The neglected tropical disease Buruli ulcer (BU) caused by Mycobacterium ulcerans is an infection of the subcutaneous tissue leading to chronic ulcerative skin lesions. Histopathological features are progressive tissue necrosis, extracellular clusters of acid fast bacilli (AFB) and poor inflammatory responses at the site of infection. After the recommended eight weeks standard treatment with rifampicin and streptomycin, a reversal of the local immunosuppression caused by the macrolide toxin mycolactone of M. ulcerans is observed.
We have conducted a detailed histopathological and immunohistochemical analysis of tissue specimens from two patients developing multiple new skin lesions 12 to 409 days after completion of antibiotic treatment. Lesions exhibited characteristic histopathological hallmarks of Buruli ulcer and AFB with degenerated appearance were found in several of them. However, other than in active disease, lesions contained massive leukocyte infiltrates including large B-cell clusters, as typically found in cured lesions.

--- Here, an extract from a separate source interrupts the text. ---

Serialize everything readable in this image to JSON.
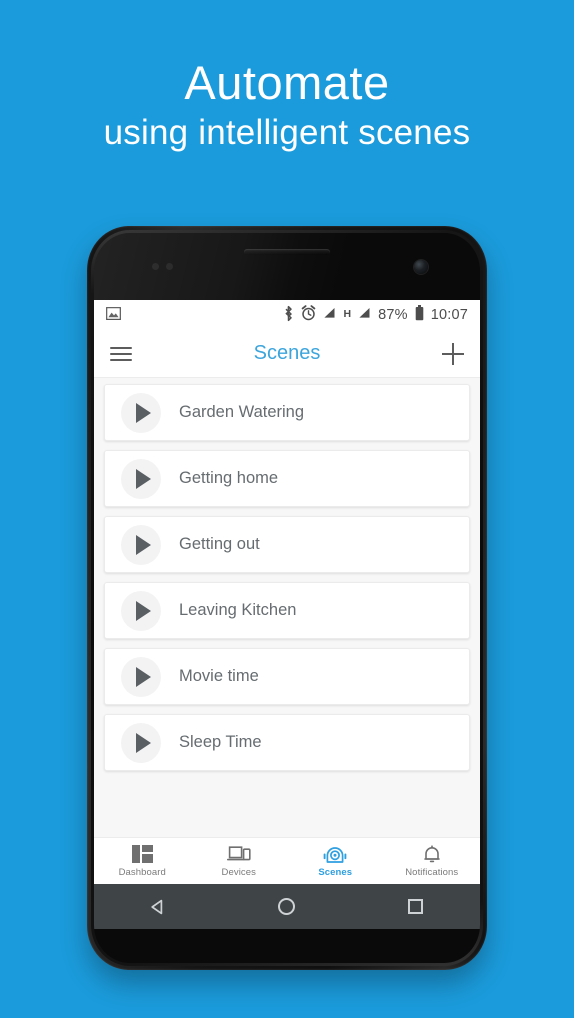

Our histopathological findings demonstrate that the skin lesions emerging several months after completion of antibiotic treatment were associated with M. ulcerans infection. During antibiotic therapy of Buruli ulcer development of new skin lesions may be caused by immune response-mediated paradoxical reactions. These seem to be triggered by mycobacterial antigens and immunostimulators released from clinically unrecognized bacterial foci. However, in particular the lesions that appeared more than one year after completion of antibiotic treatment may have been associated with new infection foci resolved by immune responses primed by the successful treatment of the initial lesion.
Buruli ulcer (BU) is a chronic necrotizing skin disease presenting with extensive tissue destruction and local immunosuppression. Standard treatment recommended by the WHO includes 8 weeks of rifampicin/streptomycin and, if necessary, wound debridement and skin grafting. In some patients satellite lesions develop close to the primary lesion or occasionally also at distant sites during effective antibiotic treatment of the primary lesion. We performed a detailed analysis of tissue specimens from lesions that emerged in two BU patients from Benin 12 to 409 days after completion of chemotherapy. Histopathology revealed features of tissue destruction typically seen in BU and degenerated acid-fast bacilli. In addition, lesions contained organized immune infiltrates typically found in successfully treated BU lesions. Secondary lesions emerging many months after completion of chemotherapy may have been caused by immune response-mediated paradoxical reactions. However, the late onset may also indicate that they were associated with new infection foci spontaneously resolved by adaptive immune responses primed by antibiotic treatment of the primary lesions.